Aspect méconnu, certes, mais qui « renforce et
humanise » la vie et l’œuvre de Mère Térésa. Il serait donc regrettable,
voir indécent, que certains médias incompétents, et avides de
sensationnel, s’emparent des ces lettres pour polémiquer et ternir un
œuvre aussi admirable |
« Si, par mon appel,
j'appartiens au monde, je suis albanaise par mon sang », proclamait Mère
Teresa. De fait, c'est à Skopje, en Albanie - à l'époque sous la coupe de
l'Empire ottoman - que naît, le 26 août 1910, la future Mère Teresa, sous le
nom de Agnes Gonxha Bojaxhiu, dernière née d'une famille de trois enfants.
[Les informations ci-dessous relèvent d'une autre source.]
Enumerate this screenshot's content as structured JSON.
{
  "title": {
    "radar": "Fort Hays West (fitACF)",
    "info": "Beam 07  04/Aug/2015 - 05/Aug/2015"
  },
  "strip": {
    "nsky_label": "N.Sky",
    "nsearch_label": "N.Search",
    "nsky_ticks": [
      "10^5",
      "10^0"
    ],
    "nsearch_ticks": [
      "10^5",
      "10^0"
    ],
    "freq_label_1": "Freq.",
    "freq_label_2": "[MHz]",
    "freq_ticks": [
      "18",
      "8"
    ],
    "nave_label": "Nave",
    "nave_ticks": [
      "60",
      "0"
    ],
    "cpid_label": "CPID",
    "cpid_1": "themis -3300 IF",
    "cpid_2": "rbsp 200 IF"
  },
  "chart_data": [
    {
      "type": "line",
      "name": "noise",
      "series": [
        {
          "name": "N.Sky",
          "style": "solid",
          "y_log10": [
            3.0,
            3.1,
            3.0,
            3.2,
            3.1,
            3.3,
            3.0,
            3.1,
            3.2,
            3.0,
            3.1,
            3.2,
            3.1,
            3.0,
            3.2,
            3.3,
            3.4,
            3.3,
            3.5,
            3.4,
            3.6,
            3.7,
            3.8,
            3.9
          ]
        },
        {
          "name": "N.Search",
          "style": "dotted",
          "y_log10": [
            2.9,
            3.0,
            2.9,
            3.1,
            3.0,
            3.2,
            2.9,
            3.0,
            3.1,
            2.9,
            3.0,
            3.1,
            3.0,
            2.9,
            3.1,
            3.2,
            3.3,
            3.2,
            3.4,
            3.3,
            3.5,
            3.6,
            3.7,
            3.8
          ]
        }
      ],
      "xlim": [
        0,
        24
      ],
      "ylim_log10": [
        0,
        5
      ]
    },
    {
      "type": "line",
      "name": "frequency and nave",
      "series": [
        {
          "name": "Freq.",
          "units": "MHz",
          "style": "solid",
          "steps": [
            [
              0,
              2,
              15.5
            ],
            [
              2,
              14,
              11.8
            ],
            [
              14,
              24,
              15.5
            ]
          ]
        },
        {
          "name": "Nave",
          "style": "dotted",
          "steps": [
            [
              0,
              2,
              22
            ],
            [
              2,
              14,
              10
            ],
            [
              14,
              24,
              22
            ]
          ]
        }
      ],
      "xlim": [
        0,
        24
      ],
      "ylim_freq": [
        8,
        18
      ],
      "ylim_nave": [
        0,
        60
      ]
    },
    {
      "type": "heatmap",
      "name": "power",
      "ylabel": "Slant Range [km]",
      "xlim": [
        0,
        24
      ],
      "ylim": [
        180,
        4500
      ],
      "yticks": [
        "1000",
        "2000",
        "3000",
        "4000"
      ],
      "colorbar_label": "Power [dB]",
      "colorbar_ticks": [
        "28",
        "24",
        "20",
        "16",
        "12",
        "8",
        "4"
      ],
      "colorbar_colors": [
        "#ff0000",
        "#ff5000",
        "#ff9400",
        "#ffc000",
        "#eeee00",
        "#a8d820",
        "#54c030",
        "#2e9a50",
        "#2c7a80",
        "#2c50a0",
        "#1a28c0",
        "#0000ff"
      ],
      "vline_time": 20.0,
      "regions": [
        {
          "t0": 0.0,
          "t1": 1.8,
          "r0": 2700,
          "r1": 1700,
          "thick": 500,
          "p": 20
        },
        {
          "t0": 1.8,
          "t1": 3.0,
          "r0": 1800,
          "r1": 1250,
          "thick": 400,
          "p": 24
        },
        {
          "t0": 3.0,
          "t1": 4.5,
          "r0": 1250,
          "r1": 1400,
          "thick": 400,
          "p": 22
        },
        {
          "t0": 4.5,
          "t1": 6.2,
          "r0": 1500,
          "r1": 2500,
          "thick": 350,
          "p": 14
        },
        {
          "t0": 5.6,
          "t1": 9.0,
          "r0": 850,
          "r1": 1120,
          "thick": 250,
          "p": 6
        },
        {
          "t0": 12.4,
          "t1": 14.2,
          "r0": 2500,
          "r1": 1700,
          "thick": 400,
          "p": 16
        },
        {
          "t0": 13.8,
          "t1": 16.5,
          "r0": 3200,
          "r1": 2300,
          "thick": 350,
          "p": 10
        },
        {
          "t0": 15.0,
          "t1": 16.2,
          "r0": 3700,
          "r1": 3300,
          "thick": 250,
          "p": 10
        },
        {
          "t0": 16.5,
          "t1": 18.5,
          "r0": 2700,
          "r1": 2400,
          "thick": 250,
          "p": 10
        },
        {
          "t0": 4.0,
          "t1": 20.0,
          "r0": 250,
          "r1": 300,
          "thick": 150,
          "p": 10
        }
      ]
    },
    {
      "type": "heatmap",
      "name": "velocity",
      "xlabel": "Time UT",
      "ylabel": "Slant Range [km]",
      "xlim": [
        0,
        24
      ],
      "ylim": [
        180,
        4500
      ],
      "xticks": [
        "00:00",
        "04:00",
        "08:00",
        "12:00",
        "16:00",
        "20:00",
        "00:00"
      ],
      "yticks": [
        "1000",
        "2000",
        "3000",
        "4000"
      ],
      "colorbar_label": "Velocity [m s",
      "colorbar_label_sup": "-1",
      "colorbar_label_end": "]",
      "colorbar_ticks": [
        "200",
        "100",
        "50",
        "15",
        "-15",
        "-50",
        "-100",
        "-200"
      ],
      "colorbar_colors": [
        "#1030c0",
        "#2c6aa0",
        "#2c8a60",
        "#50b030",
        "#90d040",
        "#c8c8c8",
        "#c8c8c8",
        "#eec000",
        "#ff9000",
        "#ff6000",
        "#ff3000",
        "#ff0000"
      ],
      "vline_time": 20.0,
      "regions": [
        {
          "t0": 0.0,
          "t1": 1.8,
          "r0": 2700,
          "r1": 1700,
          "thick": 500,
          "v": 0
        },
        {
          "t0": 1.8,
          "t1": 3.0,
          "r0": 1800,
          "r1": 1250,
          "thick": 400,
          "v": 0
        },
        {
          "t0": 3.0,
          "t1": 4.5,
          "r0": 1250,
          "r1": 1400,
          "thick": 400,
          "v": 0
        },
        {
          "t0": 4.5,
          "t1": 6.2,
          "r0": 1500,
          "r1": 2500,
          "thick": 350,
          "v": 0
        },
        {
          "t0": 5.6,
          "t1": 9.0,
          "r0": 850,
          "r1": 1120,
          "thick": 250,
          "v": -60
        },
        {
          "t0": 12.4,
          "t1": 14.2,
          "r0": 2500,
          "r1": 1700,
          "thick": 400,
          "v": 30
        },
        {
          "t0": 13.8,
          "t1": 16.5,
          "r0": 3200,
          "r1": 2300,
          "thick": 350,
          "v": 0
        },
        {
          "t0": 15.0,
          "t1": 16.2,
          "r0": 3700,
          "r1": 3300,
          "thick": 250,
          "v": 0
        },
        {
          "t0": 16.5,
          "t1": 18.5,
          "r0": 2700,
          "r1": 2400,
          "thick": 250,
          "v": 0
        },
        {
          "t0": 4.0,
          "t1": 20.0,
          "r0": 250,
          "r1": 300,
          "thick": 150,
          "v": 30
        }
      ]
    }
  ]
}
Nicolai, le père, est patron d'une entreprise de travaux. Drana, la mère,
est originaire de Venise. Tous deux sont profondément croyants et il est
fréquent que les Bojaxhiu reçoivent des prêtres à la maison. L'un d'eux, le
P. Jambrenkovic est un fin connaisseur des missions jésuites au Bengale, en
Inde. Les récits qu'il fait de ces « aventures » vont, semble-t-il,
influencer la vocation de la jeune Agnes.
A 18 ans, elle quitte les siens et entre, le 26 septembre 1928, chez les
religieuses de Notre-Dame, une congrégation irlandaise qui l'envoie en Inde
deux mois plus tard. Après deux années de noviciat à Darjeeling, au nord-est
du pays, elle rejoint Calcutta, capitale de l'Etat du Bengale, pour y
enseigner à l'école Sainte-Marie des sœurs de Notre-Dame- de-Lorette. Elle
prononce ses vœux définitifs le 24 mai 1937, à 27 ans, mais sa vie n'a pas
fini de basculer.
Le 10 septembre 1946, au cours d'un voyage en train de Calcutta à
Darjeeling, elle reçoit, selon ses propres mots, « l'appel dans l'appel »,
celui de vivre parmi et avec les pauvres des rues : « le message était
clair. Dieu exigeait davantage de moi. Il voulait que je L'aime sous
l'affligeante apparence des pauvres entre les pauvres. »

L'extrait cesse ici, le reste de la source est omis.